By Hugh Martin
Hale, March 2012
Saddle tramps Cephas Dannehar and Slim Oskin drifted into the Vinegar Peak country of Arizona Territory, helped an old colleague out of trouble, were taken for hired gunmen and bucked the interest of the Black Eagle copper mine and scheming Nate Sturgis, the self-styled Boss of Vinegar Peak.
In a lead-peppered struggle between their horse ranching friends and Sturgis’s toughs, known as the Peace Commission, bullets were soon flying and fires of destruction were lit. All part of the growing pains of a raw western territory, moulding its post-Civil War destiny.
Dannehar and Oskin were no angels but, throwing their guns in on the side of right, they faced a war which could see Vinegar Peak become respectable or its violent citizenry, prodded by grasping ambitions, might make it an outlaw town ruled by thuggery and the lawless gun.
This is Hugh Martin’s fourth Black Horse Western and the first I’ve read.
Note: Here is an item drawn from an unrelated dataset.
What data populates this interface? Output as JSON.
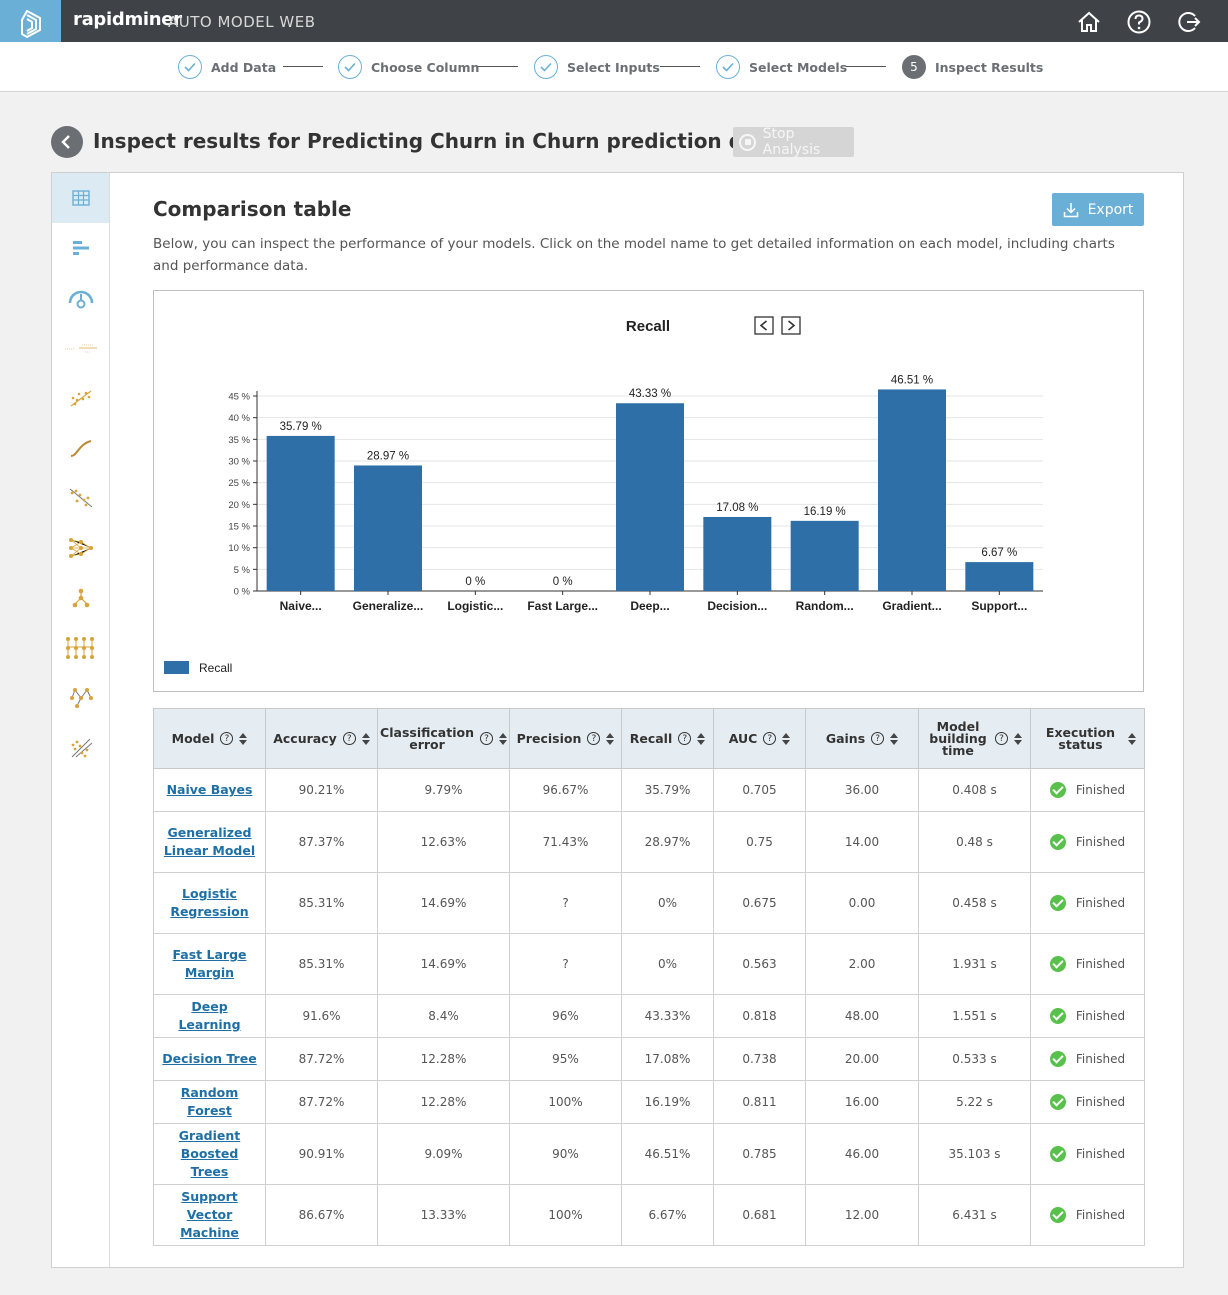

I found the book to be extremely readable and filled with gunplay. Right from the start when Dannehar and Oskin save their friend, which leads to them being mistakenly taken for hired guns, the action never lets up, from a violent raid on a ranch to a gripping battle in a canyon, and then to the final exciting showdown in a confined space.
Hugh Martin’s landscapes are visually described and his characters are as equally well drawn. Dialogue crackles and you can almost smell the smoke of the gunfights. The story is superbly paced and builds well to that final showdown.
The end leaves a couple of characters with an unwanted hero status, men who will become known for something they did, which could lead them into more danger. Hopefully Hugh Martin with write a follow-up book as I for one would like to know what happens to them further down the trail. In the meantime I’ll be checking out Hugh Martin’s previous books whilst eagerly awaiting his next.